Jean-Claude Léveillée est maire de Donnacona depuis 15 mois. En novembre, il devra défaire Marc Hébert pour demeurer à la mairie.

Le maire de Donnacona aura de l'opposition

Élu depuis à peine 15 mois, le maire de Donnacona, Jean-Claude Léveillée, aura de l'opposition puisque Marc Hébert délaisse son siège de conseiller pour lui faire la lutte à la mairie.
M. Léveillée avait été élu lors de l'élection partielle faisant suite à la démission de l'ex-maire Sylvain Germain, devenu le directeur général de la Ville, en juin 2016. Marc Hébert avait pour sa part assuré l'intérim entre la démission du maire et le scrutin comme il l'avait fait après la démission de l'ex-maire André Marcoux en 2010.
En début de campagne, aucun des deux candidats ne semble avoir l'intention de partir en guerre contre l'autre. «On n'était pas d'accord sur tout, mais je n'ai rien contre M. Hébert. Je respecte sa décision de se présenter à la mairie, mais plusieurs personnes se demandent pourquoi il n'a pas posé sa candidature il y a quinze mois», a déclaré le maire en entrevue téléphonique avec Le Soleil.

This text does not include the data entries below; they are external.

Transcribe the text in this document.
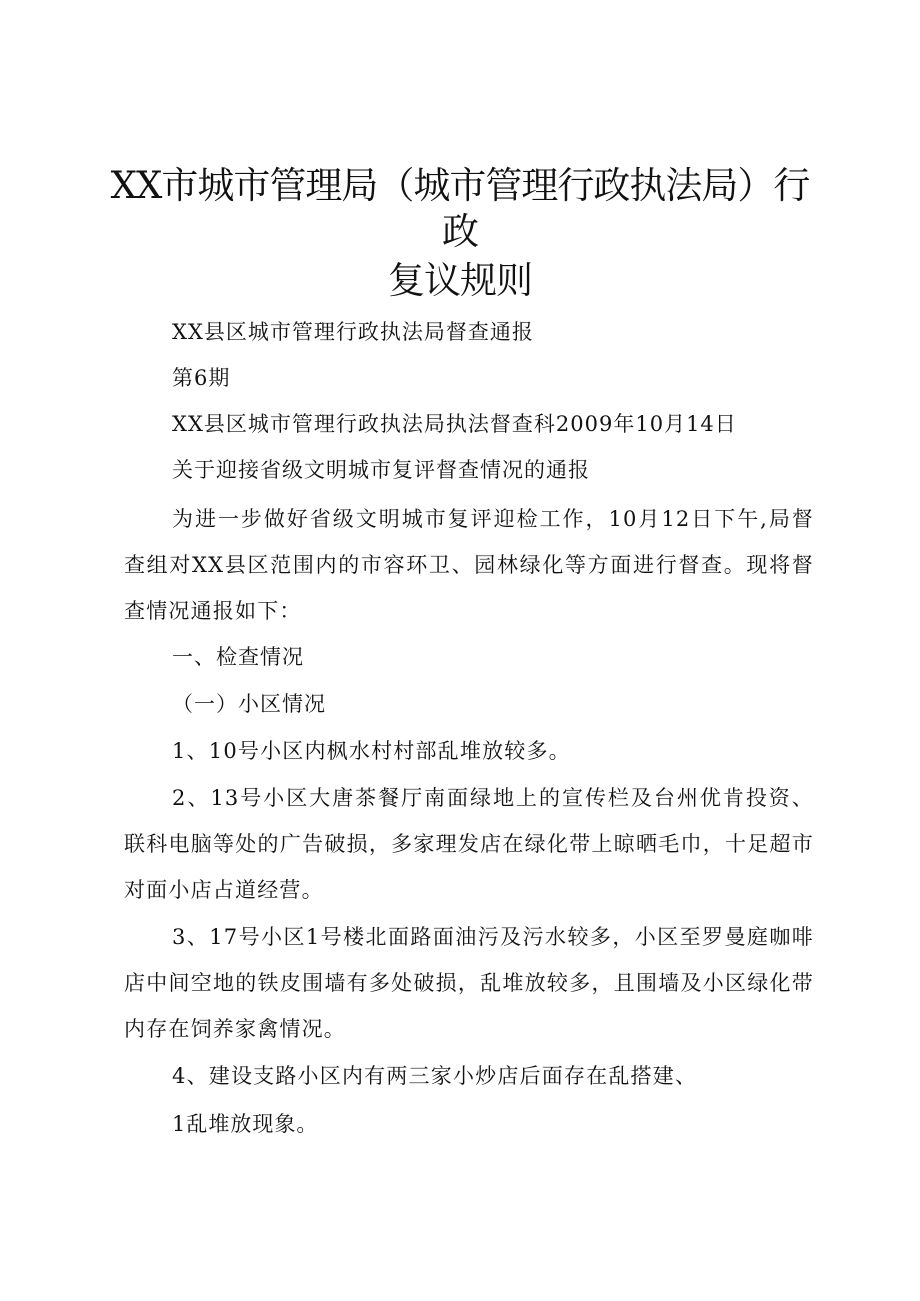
XX市城市管理局（城市管理行政执法局）行
政
复议规则

XX县区城市管理行政执法局督查通报

第6期

XX县区城市管理行政执法局执法督查科2009年10月14日

关于迎接省级文明城市复评督查情况的通报

为进一步做好省级文明城市复评迎检工作，10月12日下午,局督查组对XX县区范围内的市容环卫、园林绿化等方面进行督查。现将督查情况通报如下：

一、检查情况

（一）小区情况

1、10号小区内枫水村村部乱堆放较多。

2、13号小区大唐茶餐厅南面绿地上的宣传栏及台州优肯投资、联科电脑等处的广告破损，多家理发店在绿化带上晾晒毛巾，十足超市对面小店占道经营。

3、17号小区1号楼北面路面油污及污水较多，小区至罗曼庭咖啡店中间空地的铁皮围墙有多处破损，乱堆放较多，且围墙及小区绿化带内存在饲养家禽情况。

4、建设支路小区内有两三家小炒店后面存在乱搭建、

1乱堆放现象。
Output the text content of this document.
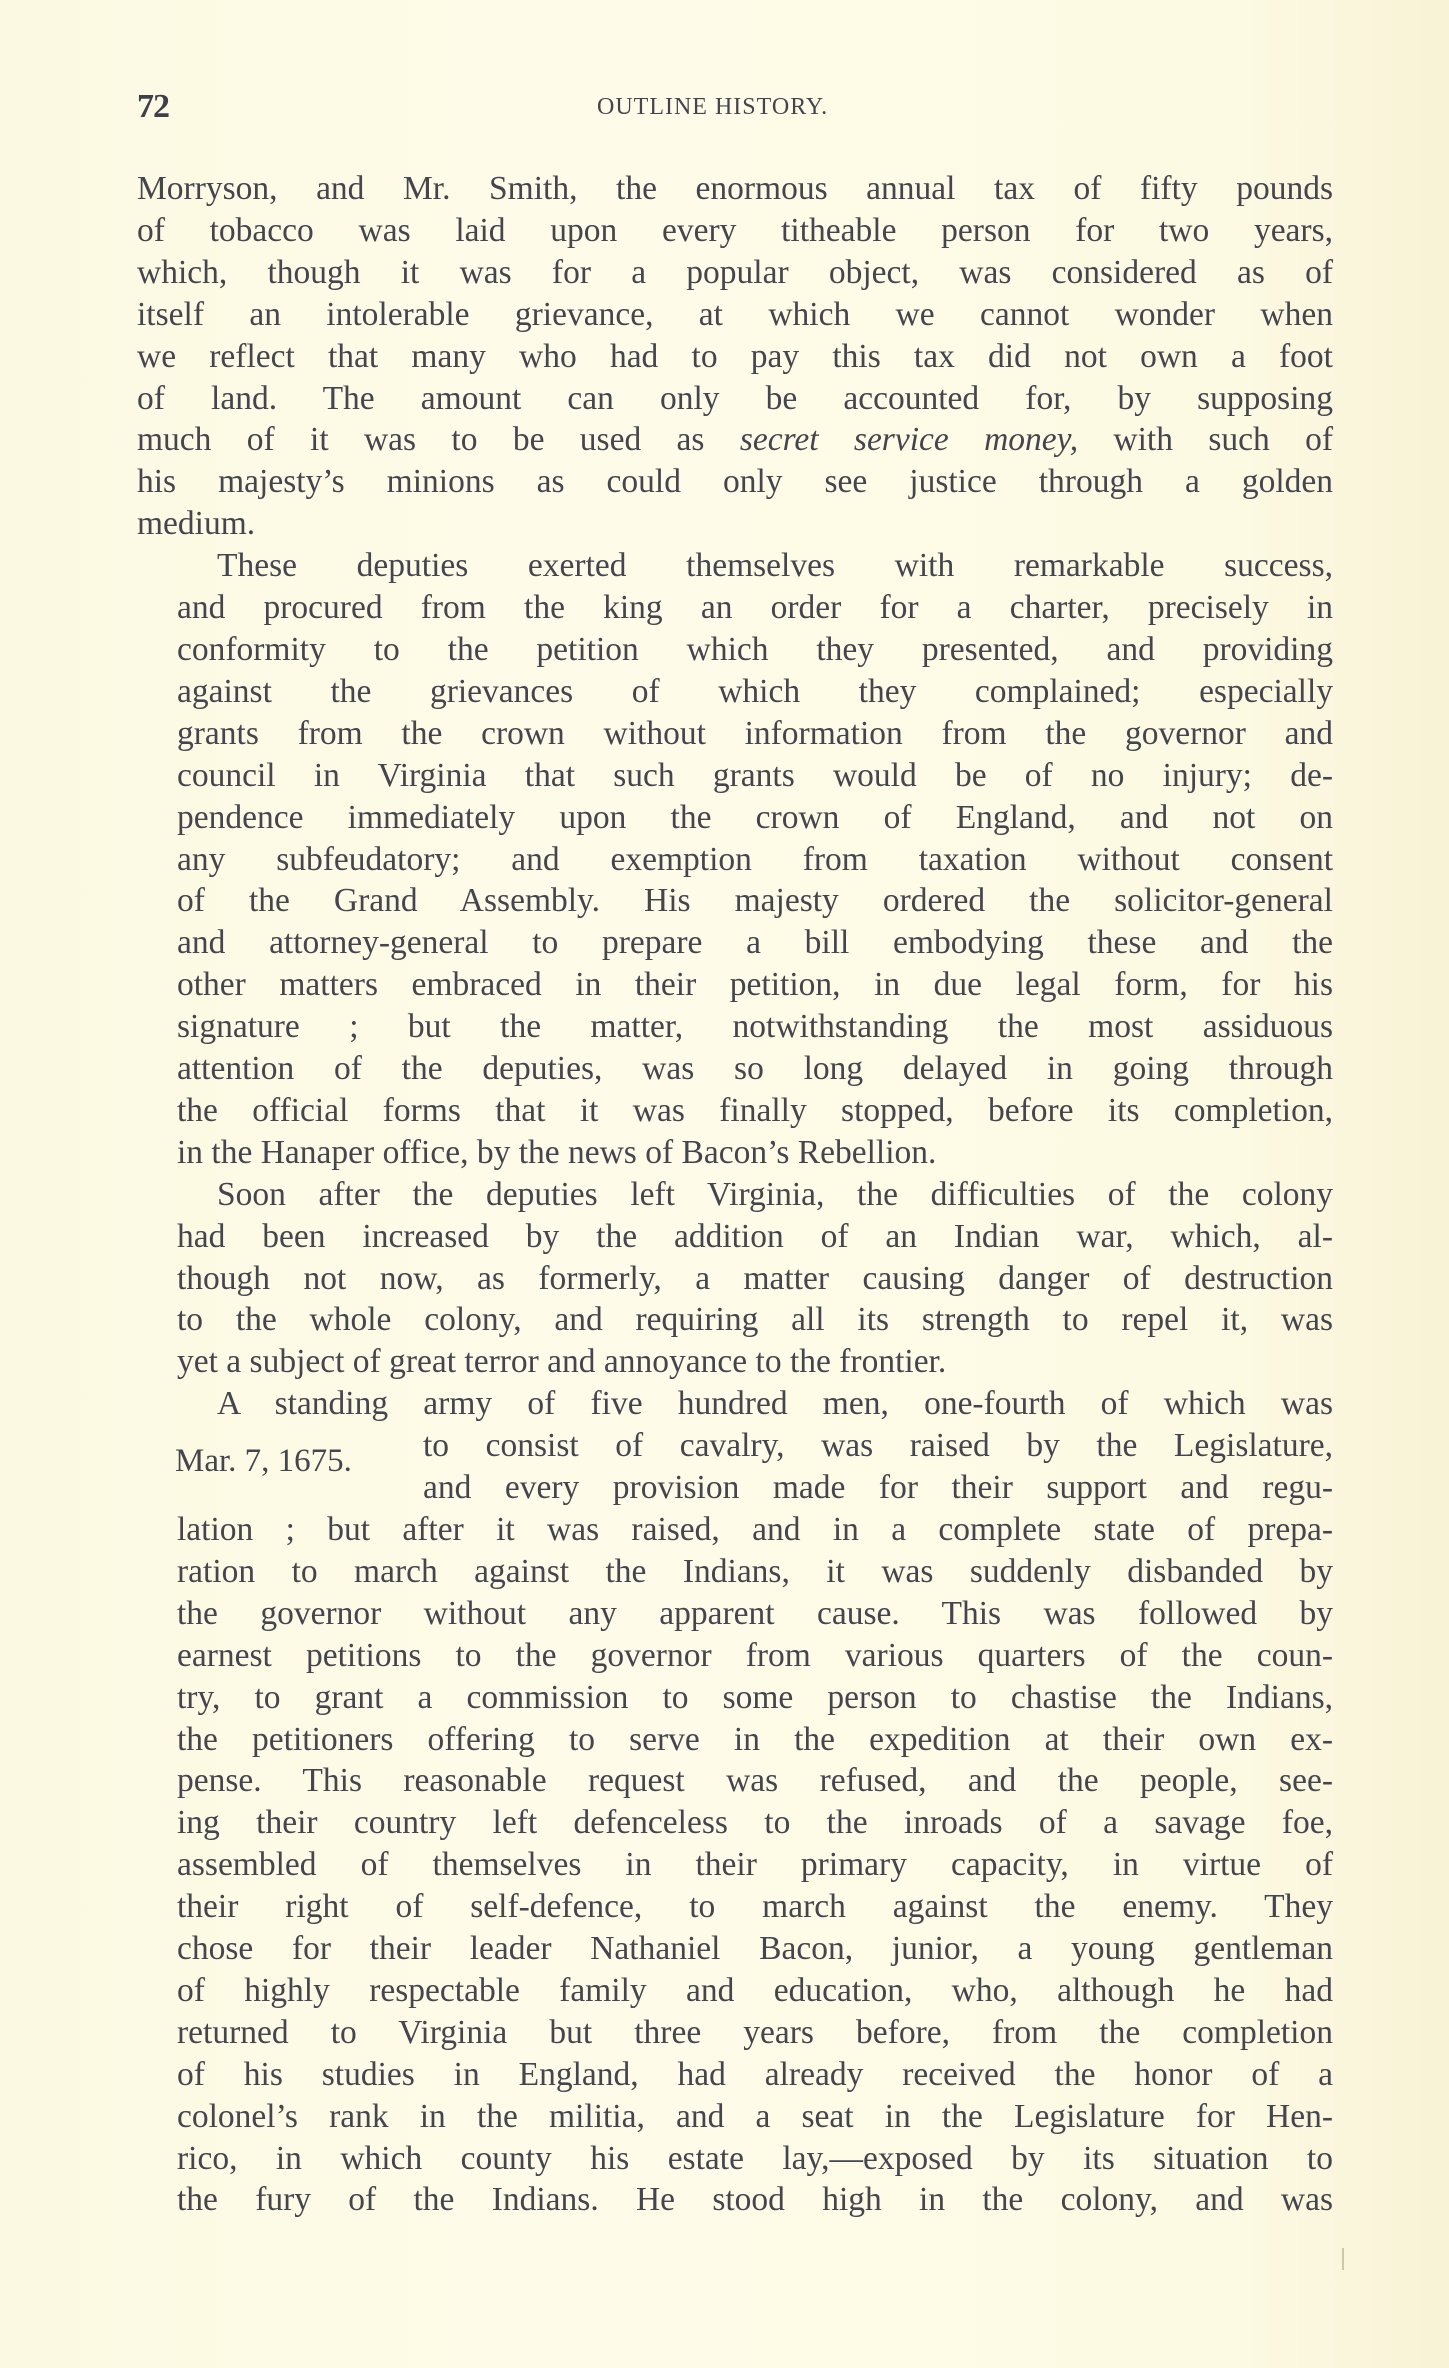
72	OUTLINE HISTORY.
Morryson, and Mr. Smith, the enormous annual tax of fifty pounds
of tobacco was laid upon every titheable person for two years,
which, though it was for a popular object, was considered as of
itself an intolerable grievance, at which we cannot wonder when
we reflect that many who had to pay this tax did not own a foot
of land. The amount can only be accounted for, by supposing
much of it was to be used as secret service money, with such of
his majesty’s minions as could only see justice through a golden
medium.
These deputies exerted themselves with remarkable success,
and procured from the king an order for a charter, precisely in
conformity to the petition which they presented, and providing
against the grievances of which they complained; especially
grants from the crown without information from the governor and
council in Virginia that such grants would be of no injury; de-
pendence immediately upon the crown of England, and not on
any subfeudatory; and exemption from taxation without consent
of the Grand Assembly. His majesty ordered the solicitor-general
and attorney-general to prepare a bill embodying these and the
other matters embraced in their petition, in due legal form, for his
signature ; but the matter, notwithstanding the most assiduous
attention of the deputies, was so long delayed in going through
the official forms that it was finally stopped, before its completion,
in the Hanaper office, by the news of Bacon’s Rebellion.
Soon after the deputies left Virginia, the difficulties of the colony
had been increased by the addition of an Indian war, which, al-
though not now, as formerly, a matter causing danger of destruction
to the whole colony, and requiring all its strength to repel it, was
yet a subject of great terror and annoyance to the frontier.
A standing army of five hundred men, one-fourth of which was
Mar. 7, 1675.	to consist of cavalry, was raised by the Legislature,
and every provision made for their support and regu-
lation ; but after it was raised, and in a complete state of prepa-
ration to march against the Indians, it was suddenly disbanded by
the governor without any apparent cause. This was followed by
earnest petitions to the governor from various quarters of the coun-
try, to grant a commission to some person to chastise the Indians,
the petitioners offering to serve in the expedition at their own ex-
pense. This reasonable request was refused, and the people, see-
ing their country left defenceless to the inroads of a savage foe,
assembled of themselves in their primary capacity, in virtue of
their right of self-defence, to march against the enemy. They
chose for their leader Nathaniel Bacon, junior, a young gentleman
of highly respectable family and education, who, although he had
returned to Virginia but three years before, from the completion
of his studies in England, had already received the honor of a
colonel’s rank in the militia, and a seat in the Legislature for Hen-
rico, in which county his estate lay,—exposed by its situation to
the fury of the Indians. He stood high in the colony, and was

Le conseiller municipal indique que ce sont essentiellement des raisons personnelles qui avaient motivé sa décision de demeurer conseiller à cette époque. Maintenant, après 12 ans au conseil, il se sent prêt à faire le saut à la mairie. «C'est là que je veux poursuivre mon implication. Je suis capable d'apporter une bonne contribution à la Ville», a de son côté déclaré Marc Hébert, refusant de dire qu'il était insatisfait du travail de Jean-Claude Léveillée.
Le conseiller municipal a de plus recueilli les appuis de quatre membres du conseil actuel, dont deux qui ne sollicitent cependant pas un nouveau mandat, de même que ceux de deux anciens maires, André Marcoux et Louis-Marie Gaudreault.
La situation ne semble pas inquiéter le maire sortant. «Ça augure bien», a simplement laissé tomber celui qui avait obtenu 75 % des voix face à son adversaire Isabelle Blackburn au scrutin de 2016. 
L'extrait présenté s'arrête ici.